In quanto al mestiere di pittore, qualche interesse Marco lo aveva qui. Realizzò, per esempio, un affresco, oggi perduto, nella vecchia basilica di San Nicolò a Lecco. E lavori per Oggiono: la prepositurale di Sant'Eufemia conserva l'affresco della Madonna della Consolazione e il polittico dell'Assunta che, con una Madonna di Besate, è ritenuta l'ultima opera dell'artista. Cita il Marcora: «Non ha gli Apostoli terminati, così si ha motivo di credere che Marco sia stato colto dalla morte». Secondo altri studi - e ce ne dà conto il Sedini - il polittico «dagli evidenti limiti stilistici, sarebbe da considerare lavoro di allievi, successivamente alla morte del maestro». Morte che si verifica nel 1524 quando la peste - scrive Virginio Longoni - «si accanì contro la famiglia mietendo anche la vita dell'erede naturale, il giovanissimo Cinzio» mentre la figlia Francesca nel 1528 «dichiarava di volersi fare suora presso il convento benedettino di Brugora», a testimoniare dunque che il legame con la Brianza non era stato mai reciso.
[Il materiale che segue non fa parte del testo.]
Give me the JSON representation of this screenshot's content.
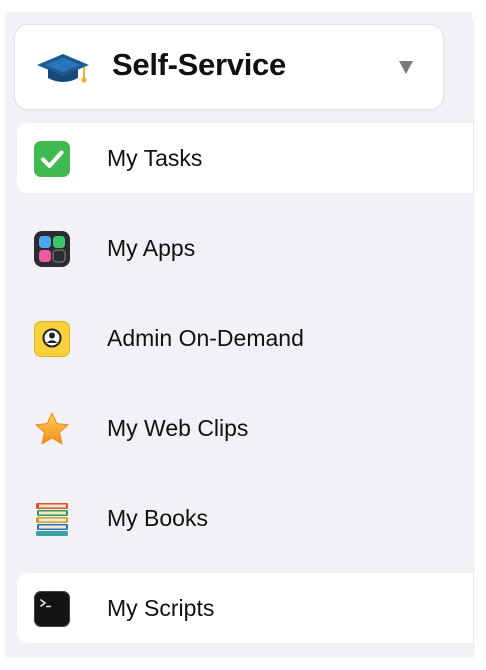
{
  "header": {
    "title": "Self-Service",
    "logo_icon": "graduation-cap-icon",
    "menu_icon": "triangle-down-icon"
  },
  "nav": {
    "items": [
      {
        "label": "My Tasks",
        "icon": "checkmark-icon",
        "selected": true
      },
      {
        "label": "My Apps",
        "icon": "app-grid-icon",
        "selected": false
      },
      {
        "label": "Admin On-Demand",
        "icon": "admin-person-icon",
        "selected": false
      },
      {
        "label": "My Web Clips",
        "icon": "star-icon",
        "selected": false
      },
      {
        "label": "My Books",
        "icon": "books-icon",
        "selected": false
      },
      {
        "label": "My Scripts",
        "icon": "terminal-icon",
        "selected": true
      }
    ]
  },
  "colors": {
    "sidebar_bg": "#f3f0f6",
    "selected_bg": "#ffffff",
    "check_green": "#3fb950",
    "admin_yellow": "#f7d23c",
    "cap_blue": "#1d5a92"
  }
}
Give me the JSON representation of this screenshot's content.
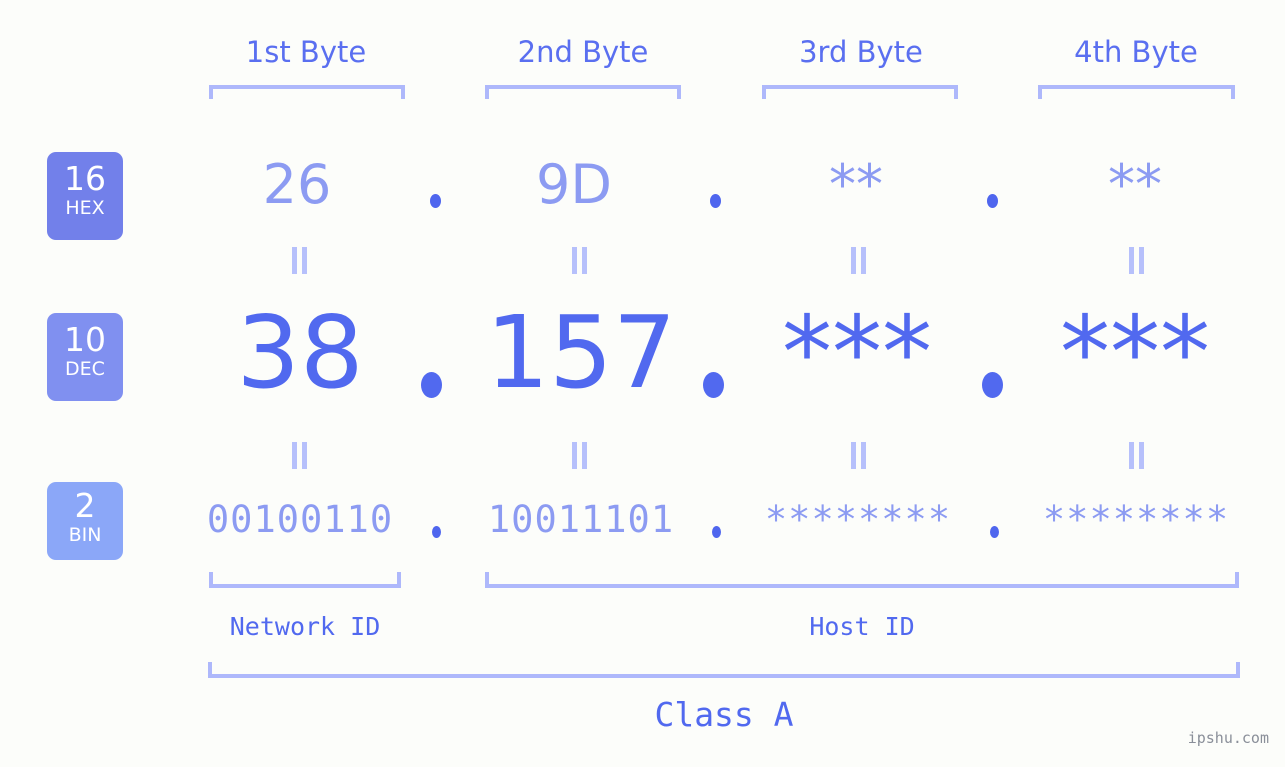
{
  "meta": {
    "background_color": "#fcfdfa",
    "accent_color": "#5169ef",
    "light_accent_color": "#8c9bf2",
    "bracket_color": "#aeb8fb",
    "watermark": "ipshu.com"
  },
  "byte_headers": [
    {
      "label": "1st Byte"
    },
    {
      "label": "2nd Byte"
    },
    {
      "label": "3rd Byte"
    },
    {
      "label": "4th Byte"
    }
  ],
  "bases": [
    {
      "number": "16",
      "name": "HEX",
      "color": "#7280ea"
    },
    {
      "number": "10",
      "name": "DEC",
      "color": "#8090f0"
    },
    {
      "number": "2",
      "name": "BIN",
      "color": "#8ba7f8"
    }
  ],
  "rows": {
    "hex": {
      "base_number": "16",
      "base_name": "HEX",
      "values": [
        "26",
        "9D",
        "**",
        "**"
      ],
      "separator": "."
    },
    "dec": {
      "base_number": "10",
      "base_name": "DEC",
      "values": [
        "38",
        "157",
        "***",
        "***"
      ],
      "separator": "."
    },
    "bin": {
      "base_number": "2",
      "base_name": "BIN",
      "values": [
        "00100110",
        "10011101",
        "********",
        "********"
      ],
      "separator": "."
    }
  },
  "segments": [
    {
      "label": "Network ID"
    },
    {
      "label": "Host ID"
    }
  ],
  "class": {
    "label": "Class A"
  },
  "equals_symbol": "="
}
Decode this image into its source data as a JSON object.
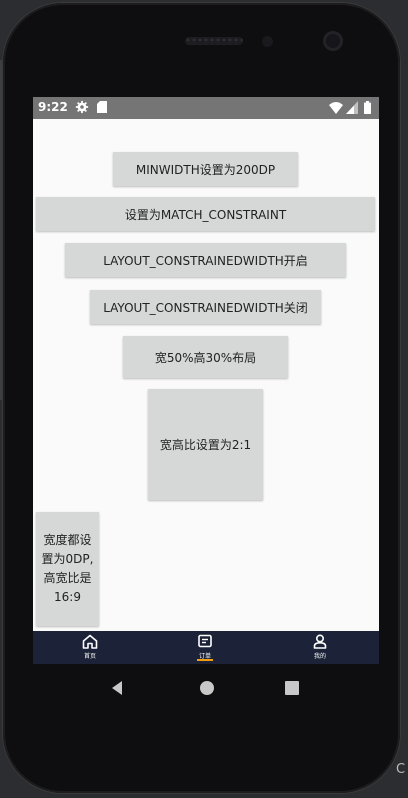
{
  "status_bar": {
    "time": "9:22",
    "icons": [
      "gear-icon",
      "sd-card-icon",
      "wifi-icon",
      "signal-icon",
      "battery-icon"
    ]
  },
  "buttons": {
    "minwidth": "MINWIDTH设置为200DP",
    "match_constraint": "设置为MATCH_CONSTRAINT",
    "constrained_on": "LAYOUT_CONSTRAINEDWIDTH开启",
    "constrained_off": "LAYOUT_CONSTRAINEDWIDTH关闭",
    "percent": "宽50%高30%布局",
    "ratio": "宽高比设置为2:1",
    "zero_dp": "宽度都设置为0DP,高宽比是16:9"
  },
  "bottom_nav": {
    "items": [
      {
        "label": "首页",
        "icon": "home-icon"
      },
      {
        "label": "订单",
        "icon": "order-icon",
        "selected": true
      },
      {
        "label": "我的",
        "icon": "user-icon"
      }
    ],
    "selected_color": "#f39c12"
  },
  "colors": {
    "status_bar": "#757575",
    "button_bg": "#d6d7d7",
    "nav_bg": "#1c2238",
    "screen_bg": "#fafafa"
  },
  "system_nav": [
    "back-icon",
    "home-circle-icon",
    "recents-icon"
  ]
}
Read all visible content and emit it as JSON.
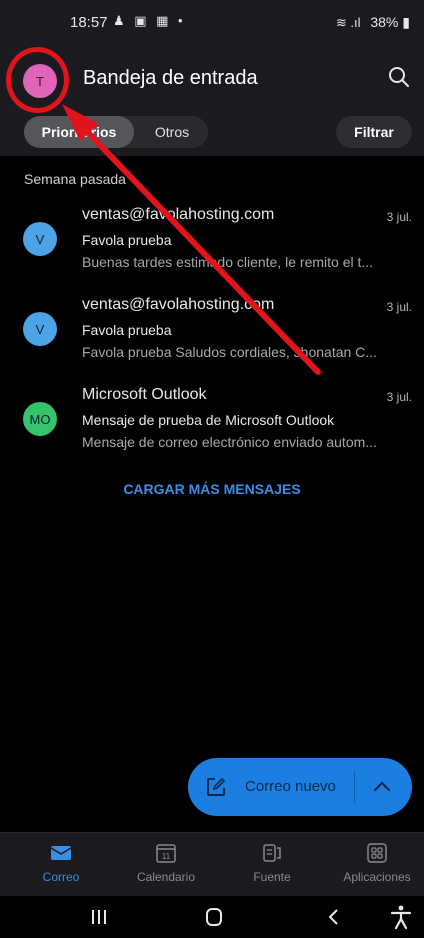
{
  "status_bar": {
    "time": "18:57",
    "indicators": "♟ ▣ ▦ •",
    "signal": "≋ .ıl",
    "battery": "38%"
  },
  "header": {
    "avatar_letter": "T",
    "title": "Bandeja de entrada",
    "tabs": [
      {
        "label": "Prioritarios"
      },
      {
        "label": "Otros"
      }
    ],
    "filter_label": "Filtrar"
  },
  "section": {
    "label": "Semana pasada"
  },
  "messages": [
    {
      "avatar": "V",
      "avatar_color": "#4ca3e6",
      "sender": "ventas@favolahosting.com",
      "date": "3 jul.",
      "subject": "Favola prueba",
      "preview": "Buenas tardes estimado cliente, le remito el t..."
    },
    {
      "avatar": "V",
      "avatar_color": "#4ca3e6",
      "sender": "ventas@favolahosting.com",
      "date": "3 jul.",
      "subject": "Favola prueba",
      "preview": "Favola prueba Saludos cordiales, Jhonatan C..."
    },
    {
      "avatar": "MO",
      "avatar_color": "#35c46b",
      "sender": "Microsoft Outlook",
      "date": "3 jul.",
      "subject": "Mensaje de prueba de Microsoft Outlook",
      "preview": "Mensaje de correo electrónico enviado autom..."
    }
  ],
  "load_more": "CARGAR MÁS MENSAJES",
  "fab": {
    "label": "Correo nuevo"
  },
  "bottom_nav": [
    {
      "label": "Correo",
      "icon": "mail-icon",
      "active": true
    },
    {
      "label": "Calendario",
      "icon": "calendar-icon",
      "day": "11"
    },
    {
      "label": "Fuente",
      "icon": "feed-icon"
    },
    {
      "label": "Aplicaciones",
      "icon": "apps-icon"
    }
  ],
  "colors": {
    "accent": "#1a7fe0",
    "annotation": "#e0141a"
  }
}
Il polittico, tra l'altro, ha avuto storia travagliata. Come ci racconta ancora Marcora, rilevando come nel 1608, in occasione della visita pastorale dello stesso Federico Borromeo, la pala risultasse ancora integra per poi essere smembrata: «Le diverse tavole che erano un po' disperse per la chiesa furono riunite nel 1873. (...) I diversi pannelli pare che siano appartenuti all'antichissima famiglia oggionese dei Riva-Finoli. Benedetto Riva li regalò alla chiesa prepositurale nel 1873. Cesare Riva, trovato nell'archivio di famiglia il disegno originale del quadro, lo mostrò al Prevosto e dai Fabbriceri si provvide all'attuale pala».

Tornando alla Madonna del latte, si tratta di un soggetto in auge proprio nei decenni a cavallo tra Quattro e Cinquecento, gli anni dunque della parabola esistenziale di Marco d'Oggiono (che infatti ne dipinse più d'una).Ce lo ricorda Natale Perego che alla Madonna del latte ha dedicato un'accurata ricerca locale, i cui risultati sono confluiti in un libro pubblicato nel 2005 nella collana di etnografi e storia dell'editore Cattaneo: "Una Madonna da nascondere. Devozione per la ‘Madonna del latte' in Brianza, nel Lecchese e nel Triangolo lariano".
Introducendo la ricerca, Perego spiega infatti: «"Una Madonna da nascondere" ho titolato. Credo che anche un simile titolo faccia arricciare il naso a qualcuno oltre a farlo riflettere. Eppure, la storia di questa Madonna dopo il momento di massima fioritura, a cavallo tra Quattro e Cinquecento, registra una progressiva emarginazione. Qualcuno arriccerà il naso perché penserà ad alcuni santuari della Brianza che hanno sull'altare maggiore proprio l'immagine della "Madonna del latte" o perché qualche recente lodevole intervento di recupero ha riportato alla luce una sua immagine o perché in qualche parrocchia viene distribuita la stampa devozionale della Vergine allattante.

Sono anche questi aspetti importanti, certamente da non disconoscere, ma non sufficienti ad arginare il significato lampante di alcuni dati statistici, a ribaltare la storia di nascondimenti e ritocchi, a modificare titolazioni di chiese e santuari, titolazioni inspiegabili se non con la volontà di sovrapporre alla "Madonna del latte" altre simbologie meno imbarazzanti e più ortodosse».